In all honesty, I’m not thrilled with my first race today. I ran about as well as I could – I’m on the other side of my piriformis issues I think (it flared up not at all today, perhaps a dull ache), but over the last week or so I seem to have developed a compensatory injury in my ankle or perhaps the end of my hammy. I crushed some of the obstacles I had missed at the Beast a couple of weeks ago (Olympus you’re mine now), I failed one I expected to (the Twister, damnit) but actually did better than expected, and I came THIS close to getting across the rig which I actually hadn’t expected to complete. Damn Spearman: always a crapshoot for me with that one.
I finished the Spartan Trifecta last year, but the skin of my teeth – I was injured most of the early summer so I missed the Boston Sprint and completed the set with the Fenway Stadium Sprint – since it’s technically a Sprint, it counts, but it didn’t feel like it – so this was the first mud Sprint I’d done since 2016. It was a good, challenging course. My GPS pulled down a little more than 5-miles so it was on the long end of the Sprint spectrum, but I suspect that’s to make up for the relative lack of elevation gain.
I found the bucket carry to be more challenging than the same obstacle at the Tri State NJ Beast a couple of weeks ago – that one was basically ring around the rosey in a relatively flat spot; this one was up and down through mud, water, and downed trees. Otherwise, the obstacles and the course really wasn’t all that difficult, but then again I’m measuring it against my recent races at the Beast and the FIT Challenge so perhaps I’m not being fair to the course. There was a grouping of upper body obstacles right in a row that was devious and clearly designed to make the course harder than it might appear otherwise – well played.
There was a non-insignificant amount of mud along the trails and it has been a while since I experienced that aspect of the race, so that was a welcome challenge.
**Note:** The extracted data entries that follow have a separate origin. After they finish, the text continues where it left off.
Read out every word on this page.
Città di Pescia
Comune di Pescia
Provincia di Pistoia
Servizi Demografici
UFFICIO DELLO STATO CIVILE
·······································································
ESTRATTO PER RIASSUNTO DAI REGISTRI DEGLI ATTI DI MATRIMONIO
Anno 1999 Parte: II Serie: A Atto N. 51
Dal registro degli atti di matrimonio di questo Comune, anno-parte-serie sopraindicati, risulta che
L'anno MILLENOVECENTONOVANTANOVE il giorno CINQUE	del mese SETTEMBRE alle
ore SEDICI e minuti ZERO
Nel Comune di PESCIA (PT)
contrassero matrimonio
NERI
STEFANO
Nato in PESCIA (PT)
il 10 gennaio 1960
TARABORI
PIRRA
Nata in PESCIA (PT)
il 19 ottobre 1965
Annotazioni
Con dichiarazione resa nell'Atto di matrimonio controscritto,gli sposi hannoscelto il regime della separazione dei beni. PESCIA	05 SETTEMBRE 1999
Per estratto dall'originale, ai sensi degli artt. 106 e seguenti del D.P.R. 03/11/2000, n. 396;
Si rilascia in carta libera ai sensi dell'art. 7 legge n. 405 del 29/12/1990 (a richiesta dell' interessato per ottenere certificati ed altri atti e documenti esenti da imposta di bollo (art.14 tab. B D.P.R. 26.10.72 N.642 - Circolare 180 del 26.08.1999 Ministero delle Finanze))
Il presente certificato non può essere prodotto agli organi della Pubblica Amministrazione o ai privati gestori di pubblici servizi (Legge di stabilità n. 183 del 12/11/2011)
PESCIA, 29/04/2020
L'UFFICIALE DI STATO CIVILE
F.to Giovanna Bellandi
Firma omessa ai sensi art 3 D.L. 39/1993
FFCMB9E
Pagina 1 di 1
Overall I think I acquitted myself well – certainly didn’t crush it as I had hoped I would, but I’m willing to cut myself some slack for injury and some conditioning loss from not being able to run as much. I pushed as hard as I could and I think I gave it my all. I was certainly more careful counting my burpee penalties.
Overall, I was pleased with the Sprint course – it was a challenge but not over the top. My watch clocked in at 5.34 miles and 1100′ of elevation gain. Clearly not my best result, but perhaps that’s just because there were a lot more badass 40-49 year old guys out there today than usual. I’m going to chalk it up to the idea that I’m really just not as competitive as I’d like to believe.